What this prompt does
This prompt has the AI act as a senior mobile engineer and return working server and client code for the full push notification flow, not a high-level overview. You provide the [platform], the [service], the [backend] stack, and the primary [use_case], and it returns server code, client code, and an example payload, each in its own fenced block.
The five deliverables span every layer where push breaks at once: iOS and Android permission requests with a sensible opt-in UX and a re-ask path after a soft deny; device-token registration to your backend with refresh and de-duplication so one user does not collect stale tokens; topic subscription and user segmentation plus both scheduled and event-triggered sends for your [use_case]; rich payloads with images and action buttons and deep linking that routes correctly from cold start and background; and delivery and open-rate analytics with guidance on testing the whole loop on a real device.
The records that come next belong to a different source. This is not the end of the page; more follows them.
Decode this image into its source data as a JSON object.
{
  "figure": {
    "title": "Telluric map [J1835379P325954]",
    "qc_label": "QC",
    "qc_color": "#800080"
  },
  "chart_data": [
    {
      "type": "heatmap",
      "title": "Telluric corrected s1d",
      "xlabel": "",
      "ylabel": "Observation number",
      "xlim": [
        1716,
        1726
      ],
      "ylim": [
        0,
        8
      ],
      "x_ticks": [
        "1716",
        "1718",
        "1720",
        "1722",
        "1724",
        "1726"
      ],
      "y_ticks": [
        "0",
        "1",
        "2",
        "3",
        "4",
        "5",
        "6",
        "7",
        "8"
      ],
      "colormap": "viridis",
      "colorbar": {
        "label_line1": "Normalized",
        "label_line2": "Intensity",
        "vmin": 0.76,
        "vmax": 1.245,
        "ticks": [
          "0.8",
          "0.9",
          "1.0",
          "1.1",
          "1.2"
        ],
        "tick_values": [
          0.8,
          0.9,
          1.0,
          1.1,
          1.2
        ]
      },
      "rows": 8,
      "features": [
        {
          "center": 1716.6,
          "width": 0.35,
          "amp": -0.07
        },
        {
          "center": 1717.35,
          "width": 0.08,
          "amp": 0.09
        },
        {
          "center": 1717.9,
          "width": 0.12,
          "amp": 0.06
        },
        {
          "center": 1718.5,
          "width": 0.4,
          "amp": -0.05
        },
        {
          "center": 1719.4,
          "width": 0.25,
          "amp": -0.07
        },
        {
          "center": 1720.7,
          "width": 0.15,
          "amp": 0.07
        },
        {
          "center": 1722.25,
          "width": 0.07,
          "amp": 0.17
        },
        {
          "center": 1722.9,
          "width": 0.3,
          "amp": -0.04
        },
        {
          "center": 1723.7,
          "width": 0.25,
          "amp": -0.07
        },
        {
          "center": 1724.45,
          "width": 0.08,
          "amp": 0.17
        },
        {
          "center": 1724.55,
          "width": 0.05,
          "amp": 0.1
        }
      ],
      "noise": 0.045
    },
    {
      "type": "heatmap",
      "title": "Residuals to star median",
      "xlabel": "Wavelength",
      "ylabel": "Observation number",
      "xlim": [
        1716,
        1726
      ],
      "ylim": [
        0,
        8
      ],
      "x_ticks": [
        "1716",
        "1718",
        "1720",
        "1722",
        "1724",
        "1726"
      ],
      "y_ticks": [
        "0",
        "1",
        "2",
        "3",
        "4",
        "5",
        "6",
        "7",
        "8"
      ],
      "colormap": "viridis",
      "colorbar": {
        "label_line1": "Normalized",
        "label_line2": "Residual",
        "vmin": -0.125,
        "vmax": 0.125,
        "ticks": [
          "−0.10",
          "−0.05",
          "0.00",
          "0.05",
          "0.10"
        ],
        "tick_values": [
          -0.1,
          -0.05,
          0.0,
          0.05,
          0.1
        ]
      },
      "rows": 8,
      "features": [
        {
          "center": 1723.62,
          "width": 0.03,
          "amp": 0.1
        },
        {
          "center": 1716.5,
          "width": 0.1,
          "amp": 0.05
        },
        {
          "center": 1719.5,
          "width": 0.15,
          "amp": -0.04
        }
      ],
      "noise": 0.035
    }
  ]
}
The structure works because push fails silently at the token, payload, deep link, and cold-start layers, and the prompt forces each one to be handled.
When to use it
- You are adding push notifications and need both the backend send logic and the client handling.
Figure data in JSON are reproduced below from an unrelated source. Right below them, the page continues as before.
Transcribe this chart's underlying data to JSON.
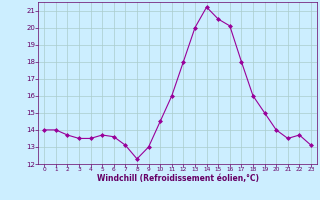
{
  "x": [
    0,
    1,
    2,
    3,
    4,
    5,
    6,
    7,
    8,
    9,
    10,
    11,
    12,
    13,
    14,
    15,
    16,
    17,
    18,
    19,
    20,
    21,
    22,
    23
  ],
  "y": [
    14,
    14,
    13.7,
    13.5,
    13.5,
    13.7,
    13.6,
    13.1,
    12.3,
    13.0,
    14.5,
    16.0,
    18.0,
    20.0,
    21.2,
    20.5,
    20.1,
    18.0,
    16.0,
    15.0,
    14.0,
    13.5,
    13.7,
    13.1
  ],
  "line_color": "#990099",
  "marker_color": "#990099",
  "bg_color": "#cceeff",
  "grid_color": "#aacccc",
  "xlabel": "Windchill (Refroidissement éolien,°C)",
  "xlabel_color": "#660066",
  "tick_color": "#660066",
  "ylim": [
    12,
    21.5
  ],
  "xlim": [
    -0.5,
    23.5
  ],
  "yticks": [
    12,
    13,
    14,
    15,
    16,
    17,
    18,
    19,
    20,
    21
  ],
  "xticks": [
    0,
    1,
    2,
    3,
    4,
    5,
    6,
    7,
    8,
    9,
    10,
    11,
    12,
    13,
    14,
    15,
    16,
    17,
    18,
    19,
    20,
    21,
    22,
    23
  ]
}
- You keep collecting stale device tokens and need refresh and de-duplication.
- You want topic-based segmentation plus scheduled and event-triggered sends.
- You need deep links that route correctly when the app is tapped from a killed state.
- You want delivery and open-rate analytics rather than fire-and-forget sends.
Example output
You get three fenced blocks: server code that registers and de-duplicates device tokens and sends scheduled and event-triggered notifications through your [service], client code handling permissions, the re-ask path, and deep-link routing from cold and background states, and an example rich payload with an image, action buttons, and the deep-link target for your [use_case].
Pro tips
- Always test the tap-from-killed-app path; it routes differently from a backgrounded app and breaks silently in production.
- Get token refresh and de-duplication right early - stale tokens are why a user's notifications quietly stop arriving.
- Match
[service]to your real provider so the send code and payload format are correct as written. - Set
[use_case]specifically (order updates, re-engagement) so the segmentation and trigger logic fit your actual sends. - Design the soft-deny re-ask path deliberately; if you burn the OS permission prompt, you cannot ask again natively.
- Match
[backend]to your stack so the token-registration endpoint and send worker drop into your codebase. - Verify deep links route correctly from a backgrounded app too, not only cold start; the two paths hit different lifecycle hooks and one often works while the other does not.
- Track open rate alongside delivery, since a payload that delivers but never gets tapped usually means the copy or timing is wrong, not the plumbing.